A gente existe é pra sentir

A gente existe é pra sentir

Amo a vida. Odeio a vida. A gente existe é pra sentir. Isso explica quase tudo. Não importa o sentimento. Ter saudade da infância. Ter vergonha dos deslizes. Decepcionar-se com um amigo. Invejar a paz alheia. Passar pelo desgosto de envelhecer e se tornar invisível. Estamos nesse mundo é pra sentir. Isso, em parte, mitiga o imenso vazio. A alegria de ter um bicho em casa. O contentamento de nada ser, de nada saber, ao explorar a lavra poética de um Fernando Pessoa. A vida é uma grande ilusão e outros chavões afins. Há que se ter em vista os indivíduos insensíveis para deles manter distância. A boçalidade é tóxica. É imprescindível sorrir. É inevitável sofrer. Os sentimentos negativos esperam sentados à sombra da felicidade. O que mais podemos fazer senão fruir? O orgulho de ser ético. O asco pelos canalhas. O senso de justiça social. A satisfação de um poder cumprido. Querer é meio caminho andado para o fracasso. Vida que segue. Eu rio de um fracasso quando corro para o mar. Com imenso despropósito, ainda escrevo um livro de autoajuda. Espero que eu o leia um dia. Estamos nesse mundo-velho-e-sem-porteira para sentir, não apenas nos valendo dos cinco órgãos sensitivos, mas, do intangível: a mente humana. A tristeza do luto. A comoção do parto. O desespero de beijar a lona. O desejo de evaporar. A compaixão por um suicida. A resiliência de começar do zero.

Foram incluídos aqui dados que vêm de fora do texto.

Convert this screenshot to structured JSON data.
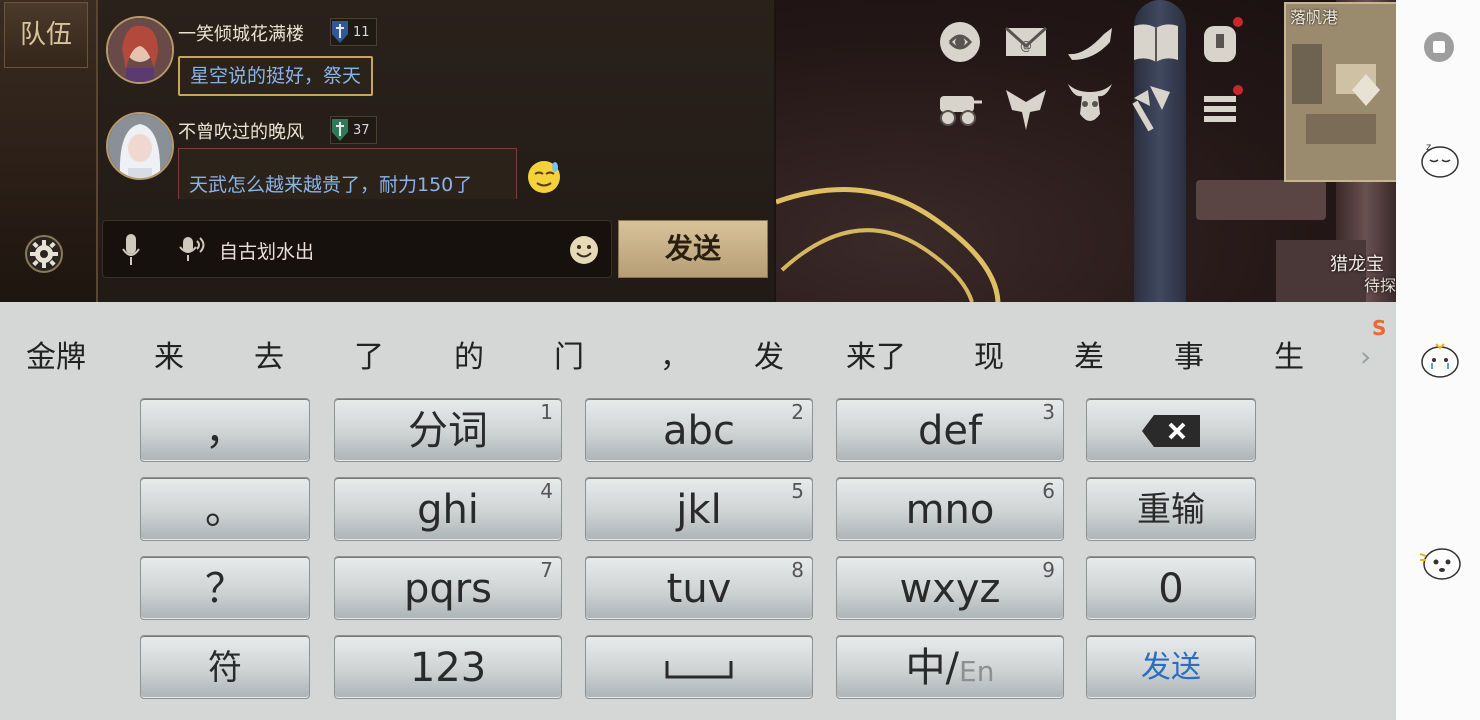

O prazer da exploração sensorial de outro corpo humano. O embaraço de um novo amor. A gente existe é pra sentir. Entusiasmar-se com a solidão. Alegrar-se pela meta atingida. Amar um filho. Frustrar-se por não deixar semente. Malquerer um estranho. Descontentar-se com Deus. Ter confiança o bastante para não se enquadrar. Gozar o orgulho de ser honesto. Sentir prazer ao caminhar pelos imbricados caminhos da vida sem ter que apresentar documentos para a solidão. Na média, somos tristes e exigentes. Bem ou mal, isso não elimina os demais sentimentos; os bons, em particular. Ainda estamos aqui. Não somos feitos de pedra, mas, de versos. O medo de ser morto. O nojo de ser mártir. A esperança plena ligada no 220. A felicidade, enfim, sempre dentro dos planos.